Qu’avons-nous fait au long de cette belle journée sinon de célébrer des rencontres fortunées ? Rencontre avec la Normandie, province aux solides vertus de travail et de dignité, d’une famille juive alsacienne dont la droiture, la fierté, le sens atavique de la fidélité, l’attachement à la France, ne pouvaient s’accommoder de vivre sous la domination étrangère ni accepter de changer d’identité nationale ; rencontre du jeune Émile Herzog, enfant à l’esprit vif et l’âme volontaire, déjà sensible à « l’ordre intelligent » des choses, avec un des plus vieux, des plus nobles, des plus célèbres lycées et du même coup rencontre de ce lycéen avec cette grande cité, Rouen, qui restera toujours pour lui l’image de la Ville ; rencontre d’un adolescent aux dons intellectuels exceptionnellement précoces et affirmés avec un maître également exceptionnel, Alain, incomparable éveilleur de pensée, et l’un des plus remarquables socratiques parmi toute la descendance de Platon ; rencontre de celui qui serait André Maurois avec le premier succès... Je m’arrête sur celui-ci.

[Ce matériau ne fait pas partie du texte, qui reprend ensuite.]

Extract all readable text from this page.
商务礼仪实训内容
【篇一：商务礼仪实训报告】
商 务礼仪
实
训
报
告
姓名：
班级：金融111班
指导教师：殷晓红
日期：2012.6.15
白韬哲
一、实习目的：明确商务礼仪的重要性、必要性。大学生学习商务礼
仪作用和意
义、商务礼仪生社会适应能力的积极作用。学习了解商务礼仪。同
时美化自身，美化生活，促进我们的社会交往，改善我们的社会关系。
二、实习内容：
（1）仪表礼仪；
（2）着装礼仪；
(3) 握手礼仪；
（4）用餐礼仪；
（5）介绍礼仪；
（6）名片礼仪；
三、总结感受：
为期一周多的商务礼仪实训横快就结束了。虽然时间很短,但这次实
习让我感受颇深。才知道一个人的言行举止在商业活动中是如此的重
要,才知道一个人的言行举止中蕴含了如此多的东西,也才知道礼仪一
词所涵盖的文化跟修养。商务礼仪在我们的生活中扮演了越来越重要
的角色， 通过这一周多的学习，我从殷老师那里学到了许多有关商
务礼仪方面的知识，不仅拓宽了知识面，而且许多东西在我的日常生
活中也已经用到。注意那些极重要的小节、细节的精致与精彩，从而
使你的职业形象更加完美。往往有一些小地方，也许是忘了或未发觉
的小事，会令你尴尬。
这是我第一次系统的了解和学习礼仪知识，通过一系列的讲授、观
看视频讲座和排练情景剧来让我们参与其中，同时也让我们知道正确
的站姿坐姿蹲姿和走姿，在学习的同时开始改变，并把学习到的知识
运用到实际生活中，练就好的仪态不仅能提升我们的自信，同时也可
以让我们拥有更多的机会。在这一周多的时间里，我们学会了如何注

En 1901, à seize ans pas encore atteints, dans ce qu’on appelait la classe de rhétorique, Émile Herzog obtint au Concours Général des Lycées et Collèges le 2e prix de version latine, le 3e prix de version grecque et le ler accessit de géographie. L’année suivante, il remportait le prix d’honneur de philosophie.

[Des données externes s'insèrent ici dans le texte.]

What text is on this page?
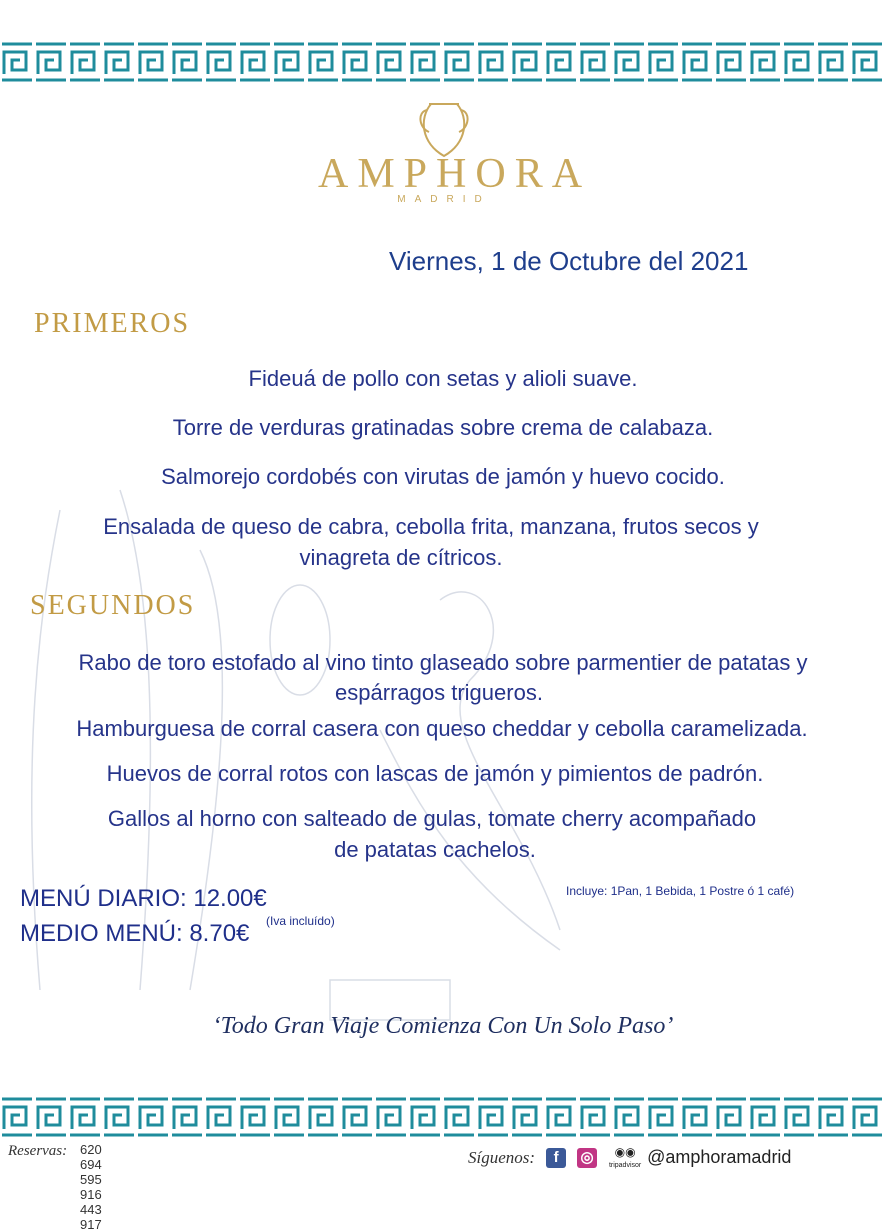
AMPHORA
MADRID
Viernes, 1 de Octubre del 2021
PRIMEROS
Fideuá de pollo con setas y alioli suave.
Torre de verduras gratinadas sobre crema de calabaza.
Salmorejo cordobés con virutas de jamón y huevo cocido.
Ensalada de queso de cabra, cebolla frita, manzana, frutos secos y
vinagreta de cítricos.
SEGUNDOS
Rabo de toro estofado al vino tinto glaseado sobre parmentier de patatas y
espárragos trigueros.
Hamburguesa de corral casera con queso cheddar y cebolla caramelizada.
Huevos de corral rotos con lascas de jamón y pimientos de padrón.
Gallos al horno con salteado de gulas, tomate cherry acompañado
de patatas cachelos.
MENÚ DIARIO: 12.00€
MEDIO MENÚ: 8.70€ (Iva incluído)
Incluye: 1Pan, 1 Bebida, 1 Postre ó 1 café)
‘Todo Gran Viaje Comienza Con Un Solo Paso’
Reservas: 620 694 595
916 443 917
Síguenos: f ◎ ◉◉
tripadvisor @amphoramadrid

Qu’est-ce que le Concours Général ? Chacun le sait ici, dans cet auditoire où les universitaires sont nombreux, et les lauréats aussi. Rappelons-le d’un mot.

Le Concours Général est une vieille institution qui remonte au milieu du XVIIIe siècle. On la doit à un excellent homme, l’abbé Legendre, chanoine de la cathédrale de Paris, qui mourut à près de quatre-vingts ans en affectant ses biens à la dotation d’un concours destiné à révéler « les jeunes élites de la nation ». Sa mémoire survit plus certainement par cette fondation que par ses ouvrages sur les Mœurs et coutumes des Français ou sa Nouvelle Histoire de France jusqu’à la mort de Louis XIII.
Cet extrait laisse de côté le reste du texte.